This is a single-centre study. Primary culture cells from patients take a long period of time. This is the main reason for the low number of included patients. This default did not allow us to study the effect of multiple factors on gene expression levels. Subcutaneous fat was not obtained from all included patients. A long-term follow-up was not performed in the study population. Epicardial fat thickness was not quantified in patients undergoing open-heart surgery or hospitalized patients for HF. The duration of MRA treatment before surgery for most patients was not determined and varied from days to years.

5. Conclusions

A differential cell-type RNA transcript and adipogenesis function define the epicardial and subcutaneous fat from patients with cardiovascular disease. While higher adiposity is represented in subcutaneous fat, higher epithelial, fibroblast, and neutrophil, markers are found in epicardial fat. MRA intake might modulate the epicardial adiposity and increase the anti-inflammatory profile outstanding to the low FABP4 and ITLN-1 expression levels, respectively.

Supplementary Materials

The following supporting information can be downloaded at: https://www.mdpi.com/article/10.3390/cells11081264/s1, Table S1: Sequence 5′ > 3′ of primers forward and reverse.

Author Contributions

Conceptualization, X.F., S.E.; Methodology, X.F., C.A., Á.L.F., D.D.-M., J.M.M.-C., D.I.-A., T.G.-C.; Validation, X.F., T.G.-C., S.E.; Formal Analysis, X.F., S.E.; Investigation, X.F., S.E.; Resources, J.R.G.-J., M.R.-M., S.E.; Data Curation, X.F.; Writing—Original Draft Preparation, all authors; Writing—Review and Editing, all authors.; Visualization, J.R.G.-J., M.R.-M., S.E.; Supervision, S.E.; Project Administration, S.E.; Funding Acquisition, J.R.G.-J., M.R.-M., S.E. All authors have read and agreed to the published version of the manuscript.

Funding

This research was funded by Health Reserch Fund from National Plan for I+D+I 2019–2022, grant number PI19/01330 and cofunded by ISCIII-Subdirectorate General for Evaluation and Research Promotion European Regional Develepment Fund (FEDER) and Grants for the Consolidation and Structuring of Competitive Research units of the Department of Culture, Education and University Planning of the Xunta de Galicia, Spain (ED431B 2016/022). Xiaoran Fu contract is supported by predoctoral Fellowship from the ISCIII.

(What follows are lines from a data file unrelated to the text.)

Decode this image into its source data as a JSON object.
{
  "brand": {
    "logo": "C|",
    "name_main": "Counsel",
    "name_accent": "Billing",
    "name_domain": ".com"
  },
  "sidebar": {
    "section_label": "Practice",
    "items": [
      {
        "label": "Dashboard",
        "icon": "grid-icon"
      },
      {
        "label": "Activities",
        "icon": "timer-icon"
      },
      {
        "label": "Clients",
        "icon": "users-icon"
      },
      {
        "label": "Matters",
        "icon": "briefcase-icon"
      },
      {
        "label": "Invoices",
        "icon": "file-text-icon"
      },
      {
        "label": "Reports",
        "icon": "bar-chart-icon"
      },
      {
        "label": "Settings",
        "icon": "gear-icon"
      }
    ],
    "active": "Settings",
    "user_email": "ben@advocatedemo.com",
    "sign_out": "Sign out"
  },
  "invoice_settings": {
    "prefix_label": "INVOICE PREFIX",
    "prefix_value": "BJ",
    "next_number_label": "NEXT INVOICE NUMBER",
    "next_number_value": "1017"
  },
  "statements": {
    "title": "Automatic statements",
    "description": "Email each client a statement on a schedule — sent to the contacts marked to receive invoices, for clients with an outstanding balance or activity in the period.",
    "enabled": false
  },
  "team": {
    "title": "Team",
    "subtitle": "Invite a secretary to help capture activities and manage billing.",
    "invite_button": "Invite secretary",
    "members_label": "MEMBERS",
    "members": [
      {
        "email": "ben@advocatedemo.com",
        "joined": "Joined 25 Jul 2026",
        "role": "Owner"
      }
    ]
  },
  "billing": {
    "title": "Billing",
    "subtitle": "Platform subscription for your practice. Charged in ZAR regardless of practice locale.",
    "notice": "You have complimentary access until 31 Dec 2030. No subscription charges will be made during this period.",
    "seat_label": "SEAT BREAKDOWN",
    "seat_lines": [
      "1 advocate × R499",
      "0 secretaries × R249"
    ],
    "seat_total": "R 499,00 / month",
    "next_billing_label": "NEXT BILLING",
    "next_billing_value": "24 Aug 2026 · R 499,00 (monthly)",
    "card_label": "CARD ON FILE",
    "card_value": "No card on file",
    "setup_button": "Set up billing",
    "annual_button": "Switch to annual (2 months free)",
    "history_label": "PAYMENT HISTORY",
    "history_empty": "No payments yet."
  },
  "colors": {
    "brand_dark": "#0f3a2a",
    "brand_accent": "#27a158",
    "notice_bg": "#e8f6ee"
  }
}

Institutional Review Board Statement

The study was conducted according to the guidelines of the Declaration of Helsinki, and approved by the Galician Clinical Research Ethics Committee (protocol code 2019_439, 22/10/2019).

Informed Consent Statement

Informed consent was obtained from all subjects involved in the study.

Data Availability Statement

The used and analysed datasets are available from the corresponding author on reasonable request.

Acknowledgments

We would like to thank the patients for their participation in the study, and the institutions that supported the study, IDIS, SERGAS, ISCIII- Subdirectorate General for Evaluation and Research Promotion European Regional Develepment Fund (FEDER) and the Department of Culture, Education and University Planning of the Xunta de Galicia, Spain (ED431B 2016/022). We thank Marıía Otero Alén for technical support in immunohistochemistry.

Conflicts of Interest

The authors declare no conflict of interest.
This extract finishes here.